Strukturbatterien sind Materialien, die nicht nur Energie speichern, sondern auch Lasten tragen können. Auf diese Weise kann das Batteriematerial Teil des eigentlichen Konstruktionsmaterials eines Produkts werden, was bedeutet, dass z. B. bei Elektroautos, Drohnen, Handwerkzeugen, Laptops und Mobiltelefonen ein wesentlich geringeres Gewicht erreicht werden kann.
Die neuesten Fortschritte in diesem Bereich wurden in dem Artikel Unveiling the Multifunctional Carbon Fibre Structural Battery in der Zeitschrift Advanced Materials veröffentlicht. Die Autoren sind Richa Chaudhary, Johanna Xu, Zhenyuan Xia und Leif Asp von der Chalmers University of Technology. Das entwickelte Batteriekonzept basiert auf einem Verbundwerkstoff und hat Kohlenstofffasern als positive und negative Elektroden - wobei die positive Elektrode mit Lithiumeisenphosphat beschichtet ist. Bei dem zuvor vorgestellten Batteriekonzept bestand der Kern der positiven Elektrode aus einer Aluminiumfolie.

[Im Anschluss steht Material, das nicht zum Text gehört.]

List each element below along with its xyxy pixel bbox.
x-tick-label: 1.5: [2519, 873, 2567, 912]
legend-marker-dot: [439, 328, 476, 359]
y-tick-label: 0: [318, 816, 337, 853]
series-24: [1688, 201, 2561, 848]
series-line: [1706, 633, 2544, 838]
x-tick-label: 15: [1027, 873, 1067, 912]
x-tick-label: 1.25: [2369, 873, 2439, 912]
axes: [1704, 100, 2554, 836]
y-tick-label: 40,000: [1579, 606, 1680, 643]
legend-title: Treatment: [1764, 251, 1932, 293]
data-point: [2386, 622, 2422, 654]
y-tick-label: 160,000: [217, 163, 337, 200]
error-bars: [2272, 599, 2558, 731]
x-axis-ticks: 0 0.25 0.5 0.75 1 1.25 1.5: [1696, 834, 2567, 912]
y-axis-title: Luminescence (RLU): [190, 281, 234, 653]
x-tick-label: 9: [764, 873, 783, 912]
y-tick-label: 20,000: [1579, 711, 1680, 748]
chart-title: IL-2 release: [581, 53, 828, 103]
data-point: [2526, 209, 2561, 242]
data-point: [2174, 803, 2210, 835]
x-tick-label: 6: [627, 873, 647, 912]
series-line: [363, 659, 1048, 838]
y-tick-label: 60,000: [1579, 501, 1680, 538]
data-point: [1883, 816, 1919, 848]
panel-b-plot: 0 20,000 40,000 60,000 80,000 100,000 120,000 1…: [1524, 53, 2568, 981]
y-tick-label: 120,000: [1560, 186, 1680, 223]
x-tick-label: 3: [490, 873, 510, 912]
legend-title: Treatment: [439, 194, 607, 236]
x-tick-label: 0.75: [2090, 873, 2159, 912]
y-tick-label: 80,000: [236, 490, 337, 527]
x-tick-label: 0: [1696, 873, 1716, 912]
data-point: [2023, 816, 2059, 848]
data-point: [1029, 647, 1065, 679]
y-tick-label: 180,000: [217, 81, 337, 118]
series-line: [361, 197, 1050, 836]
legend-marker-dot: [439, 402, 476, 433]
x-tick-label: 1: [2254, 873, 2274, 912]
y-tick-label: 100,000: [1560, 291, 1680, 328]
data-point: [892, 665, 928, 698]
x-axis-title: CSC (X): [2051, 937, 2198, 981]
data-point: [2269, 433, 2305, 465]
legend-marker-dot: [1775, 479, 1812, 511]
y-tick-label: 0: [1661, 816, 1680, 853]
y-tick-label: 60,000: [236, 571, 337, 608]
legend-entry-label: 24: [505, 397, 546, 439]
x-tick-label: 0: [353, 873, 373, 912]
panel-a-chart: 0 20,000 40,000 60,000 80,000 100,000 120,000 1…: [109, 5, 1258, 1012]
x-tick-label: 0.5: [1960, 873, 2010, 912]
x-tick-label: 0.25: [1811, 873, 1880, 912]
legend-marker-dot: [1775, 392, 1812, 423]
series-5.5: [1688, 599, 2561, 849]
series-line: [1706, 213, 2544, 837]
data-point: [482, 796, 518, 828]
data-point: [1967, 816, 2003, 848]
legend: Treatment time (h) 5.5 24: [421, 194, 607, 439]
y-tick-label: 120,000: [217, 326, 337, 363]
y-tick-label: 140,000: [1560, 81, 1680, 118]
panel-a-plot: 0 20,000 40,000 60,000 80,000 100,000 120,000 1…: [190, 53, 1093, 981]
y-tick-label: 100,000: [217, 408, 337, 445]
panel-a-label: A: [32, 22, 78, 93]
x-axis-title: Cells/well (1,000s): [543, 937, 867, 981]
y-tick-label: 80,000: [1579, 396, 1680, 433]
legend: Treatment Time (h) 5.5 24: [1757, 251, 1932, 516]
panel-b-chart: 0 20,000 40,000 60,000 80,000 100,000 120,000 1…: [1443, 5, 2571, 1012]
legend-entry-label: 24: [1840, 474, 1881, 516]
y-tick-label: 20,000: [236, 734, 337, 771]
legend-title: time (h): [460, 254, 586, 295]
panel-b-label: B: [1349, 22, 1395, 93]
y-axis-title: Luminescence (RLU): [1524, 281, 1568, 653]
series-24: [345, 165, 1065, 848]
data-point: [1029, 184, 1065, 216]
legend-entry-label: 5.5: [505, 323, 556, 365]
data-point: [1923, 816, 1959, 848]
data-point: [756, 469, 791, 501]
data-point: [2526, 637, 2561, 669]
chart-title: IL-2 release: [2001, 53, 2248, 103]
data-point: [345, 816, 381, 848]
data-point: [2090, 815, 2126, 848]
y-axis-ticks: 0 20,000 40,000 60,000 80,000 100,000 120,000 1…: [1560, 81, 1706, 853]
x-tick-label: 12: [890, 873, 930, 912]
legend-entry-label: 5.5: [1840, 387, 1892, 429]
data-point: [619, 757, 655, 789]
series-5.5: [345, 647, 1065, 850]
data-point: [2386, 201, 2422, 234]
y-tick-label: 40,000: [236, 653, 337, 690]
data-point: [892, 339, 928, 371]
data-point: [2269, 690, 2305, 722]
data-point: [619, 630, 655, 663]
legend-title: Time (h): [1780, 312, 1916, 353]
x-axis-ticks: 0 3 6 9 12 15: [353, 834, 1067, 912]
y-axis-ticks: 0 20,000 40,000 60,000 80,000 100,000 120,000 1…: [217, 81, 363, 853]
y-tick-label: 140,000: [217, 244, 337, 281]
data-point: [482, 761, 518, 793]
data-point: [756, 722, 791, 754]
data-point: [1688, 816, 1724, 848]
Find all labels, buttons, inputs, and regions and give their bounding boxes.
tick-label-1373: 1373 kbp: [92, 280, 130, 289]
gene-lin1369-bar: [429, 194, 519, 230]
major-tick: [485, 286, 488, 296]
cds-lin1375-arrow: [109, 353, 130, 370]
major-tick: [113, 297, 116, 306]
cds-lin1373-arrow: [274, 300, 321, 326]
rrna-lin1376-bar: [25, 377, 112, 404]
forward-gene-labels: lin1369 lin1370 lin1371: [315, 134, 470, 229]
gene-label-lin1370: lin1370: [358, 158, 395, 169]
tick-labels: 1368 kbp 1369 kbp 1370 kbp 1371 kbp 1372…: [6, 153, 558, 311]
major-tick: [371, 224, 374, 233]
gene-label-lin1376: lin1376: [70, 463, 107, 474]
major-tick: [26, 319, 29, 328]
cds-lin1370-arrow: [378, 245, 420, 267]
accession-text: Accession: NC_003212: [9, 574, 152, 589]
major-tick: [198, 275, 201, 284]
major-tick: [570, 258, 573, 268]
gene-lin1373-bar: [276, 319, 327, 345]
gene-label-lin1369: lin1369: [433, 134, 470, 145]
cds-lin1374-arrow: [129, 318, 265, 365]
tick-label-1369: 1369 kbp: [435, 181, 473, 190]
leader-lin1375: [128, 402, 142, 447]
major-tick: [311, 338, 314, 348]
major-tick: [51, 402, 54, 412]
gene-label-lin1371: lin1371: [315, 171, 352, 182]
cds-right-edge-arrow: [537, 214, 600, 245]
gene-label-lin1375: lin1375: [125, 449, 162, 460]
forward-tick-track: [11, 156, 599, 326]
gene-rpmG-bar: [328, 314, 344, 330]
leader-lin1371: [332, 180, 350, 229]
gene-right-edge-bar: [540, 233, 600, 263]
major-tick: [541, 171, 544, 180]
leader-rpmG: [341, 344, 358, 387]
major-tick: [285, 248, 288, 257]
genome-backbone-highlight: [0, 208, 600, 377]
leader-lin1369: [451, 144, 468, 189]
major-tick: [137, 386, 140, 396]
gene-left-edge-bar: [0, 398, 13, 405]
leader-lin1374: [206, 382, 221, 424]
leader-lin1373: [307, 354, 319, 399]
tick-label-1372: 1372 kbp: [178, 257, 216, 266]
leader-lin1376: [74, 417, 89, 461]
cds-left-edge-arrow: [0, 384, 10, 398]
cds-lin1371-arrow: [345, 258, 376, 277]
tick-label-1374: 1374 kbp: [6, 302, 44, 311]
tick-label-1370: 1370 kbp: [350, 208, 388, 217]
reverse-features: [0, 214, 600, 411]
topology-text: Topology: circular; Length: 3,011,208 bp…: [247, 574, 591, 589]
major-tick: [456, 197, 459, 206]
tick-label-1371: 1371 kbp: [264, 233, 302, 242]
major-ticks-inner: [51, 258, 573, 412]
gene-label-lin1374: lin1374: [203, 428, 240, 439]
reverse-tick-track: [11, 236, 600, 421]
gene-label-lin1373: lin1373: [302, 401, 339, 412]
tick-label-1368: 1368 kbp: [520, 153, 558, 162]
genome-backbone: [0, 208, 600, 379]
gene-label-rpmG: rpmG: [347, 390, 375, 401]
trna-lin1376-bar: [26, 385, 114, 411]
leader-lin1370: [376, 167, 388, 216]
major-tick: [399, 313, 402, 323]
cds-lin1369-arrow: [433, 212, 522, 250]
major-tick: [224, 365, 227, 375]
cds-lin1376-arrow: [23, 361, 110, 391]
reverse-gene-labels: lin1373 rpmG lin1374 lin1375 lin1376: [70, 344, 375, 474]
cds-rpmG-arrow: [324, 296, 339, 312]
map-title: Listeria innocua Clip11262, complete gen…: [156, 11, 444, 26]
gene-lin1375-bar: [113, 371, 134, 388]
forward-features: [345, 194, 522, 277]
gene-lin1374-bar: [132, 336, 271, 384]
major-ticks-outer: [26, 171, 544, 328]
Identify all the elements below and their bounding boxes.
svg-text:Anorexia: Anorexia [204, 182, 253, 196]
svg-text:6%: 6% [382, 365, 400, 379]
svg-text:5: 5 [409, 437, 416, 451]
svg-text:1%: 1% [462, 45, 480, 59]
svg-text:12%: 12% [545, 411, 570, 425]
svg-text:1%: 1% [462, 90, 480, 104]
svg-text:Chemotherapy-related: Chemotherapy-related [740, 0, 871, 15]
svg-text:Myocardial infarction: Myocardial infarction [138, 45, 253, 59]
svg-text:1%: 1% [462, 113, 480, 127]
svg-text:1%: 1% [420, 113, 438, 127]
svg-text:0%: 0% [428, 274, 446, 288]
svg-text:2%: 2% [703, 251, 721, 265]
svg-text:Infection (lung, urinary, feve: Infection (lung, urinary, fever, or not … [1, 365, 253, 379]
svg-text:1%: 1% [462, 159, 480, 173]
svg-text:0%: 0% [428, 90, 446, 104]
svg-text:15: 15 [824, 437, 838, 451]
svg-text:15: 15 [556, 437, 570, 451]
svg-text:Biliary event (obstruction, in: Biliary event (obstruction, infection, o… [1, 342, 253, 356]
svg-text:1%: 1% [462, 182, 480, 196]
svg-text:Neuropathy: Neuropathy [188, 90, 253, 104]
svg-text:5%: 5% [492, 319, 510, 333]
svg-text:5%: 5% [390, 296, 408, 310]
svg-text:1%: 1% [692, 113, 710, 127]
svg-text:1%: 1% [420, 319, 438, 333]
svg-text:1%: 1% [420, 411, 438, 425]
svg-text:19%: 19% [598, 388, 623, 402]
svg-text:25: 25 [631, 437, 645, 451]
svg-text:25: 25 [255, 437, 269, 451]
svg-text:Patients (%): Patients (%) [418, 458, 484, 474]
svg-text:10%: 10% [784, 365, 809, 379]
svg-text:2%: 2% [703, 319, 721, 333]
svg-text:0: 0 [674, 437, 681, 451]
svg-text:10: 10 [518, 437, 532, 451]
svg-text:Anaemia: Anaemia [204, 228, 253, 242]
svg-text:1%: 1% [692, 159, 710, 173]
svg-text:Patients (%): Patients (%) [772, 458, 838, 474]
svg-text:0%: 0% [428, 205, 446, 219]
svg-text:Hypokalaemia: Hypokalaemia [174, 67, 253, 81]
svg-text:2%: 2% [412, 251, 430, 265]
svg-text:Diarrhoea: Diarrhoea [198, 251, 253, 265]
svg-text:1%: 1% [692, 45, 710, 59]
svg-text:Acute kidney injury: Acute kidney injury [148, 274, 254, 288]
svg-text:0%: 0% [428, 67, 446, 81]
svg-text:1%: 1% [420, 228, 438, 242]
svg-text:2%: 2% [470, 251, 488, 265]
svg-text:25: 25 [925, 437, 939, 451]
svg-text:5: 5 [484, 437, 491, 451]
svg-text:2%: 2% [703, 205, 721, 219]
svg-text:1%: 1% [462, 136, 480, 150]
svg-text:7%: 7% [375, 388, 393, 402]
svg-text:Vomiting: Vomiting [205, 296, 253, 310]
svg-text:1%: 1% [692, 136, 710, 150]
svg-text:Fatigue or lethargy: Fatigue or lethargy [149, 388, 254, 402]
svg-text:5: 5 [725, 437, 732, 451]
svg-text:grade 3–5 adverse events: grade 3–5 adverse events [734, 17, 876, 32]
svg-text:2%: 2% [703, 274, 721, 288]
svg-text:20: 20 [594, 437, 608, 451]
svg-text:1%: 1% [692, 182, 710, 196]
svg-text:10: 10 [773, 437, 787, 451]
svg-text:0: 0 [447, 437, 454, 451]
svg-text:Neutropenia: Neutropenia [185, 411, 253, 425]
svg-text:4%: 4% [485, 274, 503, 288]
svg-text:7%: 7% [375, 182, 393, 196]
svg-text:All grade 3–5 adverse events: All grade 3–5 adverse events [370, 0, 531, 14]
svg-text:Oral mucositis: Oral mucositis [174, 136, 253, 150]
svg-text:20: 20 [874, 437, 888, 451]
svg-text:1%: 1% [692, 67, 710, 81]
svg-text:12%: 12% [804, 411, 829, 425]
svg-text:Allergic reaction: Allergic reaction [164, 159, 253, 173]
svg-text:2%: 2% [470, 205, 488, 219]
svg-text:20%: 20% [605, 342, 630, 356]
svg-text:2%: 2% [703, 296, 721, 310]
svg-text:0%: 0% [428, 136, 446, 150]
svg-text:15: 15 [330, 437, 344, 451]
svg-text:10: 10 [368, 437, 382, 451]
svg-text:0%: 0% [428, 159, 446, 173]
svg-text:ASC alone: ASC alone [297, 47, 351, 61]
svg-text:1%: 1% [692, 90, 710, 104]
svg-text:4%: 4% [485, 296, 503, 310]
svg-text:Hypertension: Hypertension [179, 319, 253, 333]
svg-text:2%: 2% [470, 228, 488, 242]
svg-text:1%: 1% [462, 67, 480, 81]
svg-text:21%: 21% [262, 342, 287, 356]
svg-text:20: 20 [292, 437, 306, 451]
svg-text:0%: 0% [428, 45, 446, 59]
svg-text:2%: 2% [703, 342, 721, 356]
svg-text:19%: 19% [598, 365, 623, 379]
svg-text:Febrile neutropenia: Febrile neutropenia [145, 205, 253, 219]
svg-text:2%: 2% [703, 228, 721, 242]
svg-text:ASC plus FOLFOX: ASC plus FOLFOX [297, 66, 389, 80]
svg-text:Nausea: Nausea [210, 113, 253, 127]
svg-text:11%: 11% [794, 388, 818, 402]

Die im Elektrodenmaterial verwendete Kohlefaser ist multifunktional. In der Anode dient sie als Verstärkung sowie als elektrischer Kollektor und aktives Material. In der Kathode dient sie als Verstärkung, Stromkollektor und als Gerüst, auf dem sich das Lithium aufbauen kann. Da die Kohlenstofffasern den Elektronenstrom leiten, werden Stromkollektoren, z. B. aus Kupfer oder Aluminium, weniger benötigt, was das Gesamtgewicht noch weiter reduziert. Auch werden bei dem gewählten Elektrodendesign keine so genannten Konfliktmetalle wie Kobalt oder Mangan benötigt.
In der Batterie werden die Lithium-Ionen zwischen den Batteriepolen durch einen halbfesten Elektrolyten statt durch einen flüssigen transportiert, was eine Herausforderung darstellt, wenn es darum geht, eine hohe Leistung zu erzielen, und wofür weitere Forschung erforderlich ist. Gleichzeitig trägt das Design zu einer erhöhten Sicherheit in der Batteriezelle bei, da das Brandrisiko verringert wird.